For the record, none of my classmates went to an Ivy League school. I'm sure we can blame this gross underrepresentation of my school's probable <1% Ivy League admission rate on that detestable history teacher that had the gall to expect a course that is worth college credit to be, of all things, college difficulty. What is this world coming to? Next thing you know they would probably have the audacity to expect students to actually learn something!
If we really want to shock the non-US readers, we could describe the union controlled public school system that fights to block incentives for those rare teachers who really do care...

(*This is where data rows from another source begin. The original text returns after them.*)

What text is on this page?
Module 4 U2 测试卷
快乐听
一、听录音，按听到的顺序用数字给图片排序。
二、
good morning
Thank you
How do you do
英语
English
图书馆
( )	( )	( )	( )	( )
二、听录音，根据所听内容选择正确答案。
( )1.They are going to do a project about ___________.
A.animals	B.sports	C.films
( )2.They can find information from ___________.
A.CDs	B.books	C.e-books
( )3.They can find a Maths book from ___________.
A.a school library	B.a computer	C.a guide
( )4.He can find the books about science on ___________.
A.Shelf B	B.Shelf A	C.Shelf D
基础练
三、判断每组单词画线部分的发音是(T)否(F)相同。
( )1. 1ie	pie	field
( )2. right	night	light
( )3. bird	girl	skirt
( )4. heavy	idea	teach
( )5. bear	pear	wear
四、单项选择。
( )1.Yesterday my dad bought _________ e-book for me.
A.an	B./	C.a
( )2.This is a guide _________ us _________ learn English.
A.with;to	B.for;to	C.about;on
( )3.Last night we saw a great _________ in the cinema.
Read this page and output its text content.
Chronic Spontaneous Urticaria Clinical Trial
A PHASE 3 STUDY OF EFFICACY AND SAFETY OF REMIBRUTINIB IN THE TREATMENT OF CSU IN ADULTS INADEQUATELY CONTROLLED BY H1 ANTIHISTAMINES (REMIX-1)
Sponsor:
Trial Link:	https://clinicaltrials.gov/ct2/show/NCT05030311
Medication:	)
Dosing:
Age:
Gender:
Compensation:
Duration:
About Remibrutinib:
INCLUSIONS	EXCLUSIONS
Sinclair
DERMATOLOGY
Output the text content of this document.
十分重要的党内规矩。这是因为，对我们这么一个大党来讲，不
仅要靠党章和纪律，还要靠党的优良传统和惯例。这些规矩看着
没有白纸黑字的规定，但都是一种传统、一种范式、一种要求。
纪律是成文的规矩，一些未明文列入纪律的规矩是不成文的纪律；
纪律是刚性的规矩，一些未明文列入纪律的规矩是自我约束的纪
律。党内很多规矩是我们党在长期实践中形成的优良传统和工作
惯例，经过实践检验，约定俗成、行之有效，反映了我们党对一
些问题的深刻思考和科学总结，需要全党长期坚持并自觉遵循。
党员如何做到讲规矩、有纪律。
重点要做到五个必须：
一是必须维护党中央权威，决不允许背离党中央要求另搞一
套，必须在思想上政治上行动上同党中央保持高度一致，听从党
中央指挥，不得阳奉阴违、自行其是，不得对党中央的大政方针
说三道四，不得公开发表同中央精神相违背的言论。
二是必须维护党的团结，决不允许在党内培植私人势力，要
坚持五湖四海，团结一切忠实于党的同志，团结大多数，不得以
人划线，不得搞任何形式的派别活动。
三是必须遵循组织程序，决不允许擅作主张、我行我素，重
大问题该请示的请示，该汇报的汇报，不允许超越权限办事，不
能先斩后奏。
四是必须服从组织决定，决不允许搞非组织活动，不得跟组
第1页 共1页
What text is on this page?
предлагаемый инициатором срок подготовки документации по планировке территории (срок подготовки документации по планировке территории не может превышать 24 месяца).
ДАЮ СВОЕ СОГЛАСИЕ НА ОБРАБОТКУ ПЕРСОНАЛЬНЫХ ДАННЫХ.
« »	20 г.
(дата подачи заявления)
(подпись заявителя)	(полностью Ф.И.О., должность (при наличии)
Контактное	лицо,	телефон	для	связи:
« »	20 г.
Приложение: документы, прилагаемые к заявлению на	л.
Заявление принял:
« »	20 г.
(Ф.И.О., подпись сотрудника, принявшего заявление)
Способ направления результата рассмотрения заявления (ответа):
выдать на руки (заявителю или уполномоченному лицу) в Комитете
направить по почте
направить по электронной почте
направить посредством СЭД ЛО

In re-reading what I wrote, I suppose it came across that I was trying to place the blame squarely on him, and I do apologize for that. The intent was solely to mock NCLB itself. I don't fault him at all for the effort, as I feel education really needs a reform, and I do understand there are no magical "doy, it's so obvious" answers that please everyone. In fact, had I cared about politics when it was first announced, I imagine I would have been fairly excited instead of "what's politics?" I only meant to write an anecdote about how its execution left me underwhelmed.
My bad.
I teach at one of those colleges whose admissions are based on presence of heartbeat. The same bullshit spoon-feeding ensues with freshman classes.
Fortunately it is a public school--which means we don't give a damn if they don't do their homework and fail out (many private schools other than Yale, Reed, and the like have to bend over backwards to keep the students they have, so they give in to grading pressure).
Our first-year attrition rate is near 50%. It's funny: I tell them the first day that by THanksgiving we'll know who's serious about this because one-third of the class will have dropped. And it still happens, no matter what I say or how many second-chances I offer.
I'd love to send you a link. I just don't want to reveal the identity to everyone (which I'm sure Bawful wouldn't want). Post somewhere I can send it to.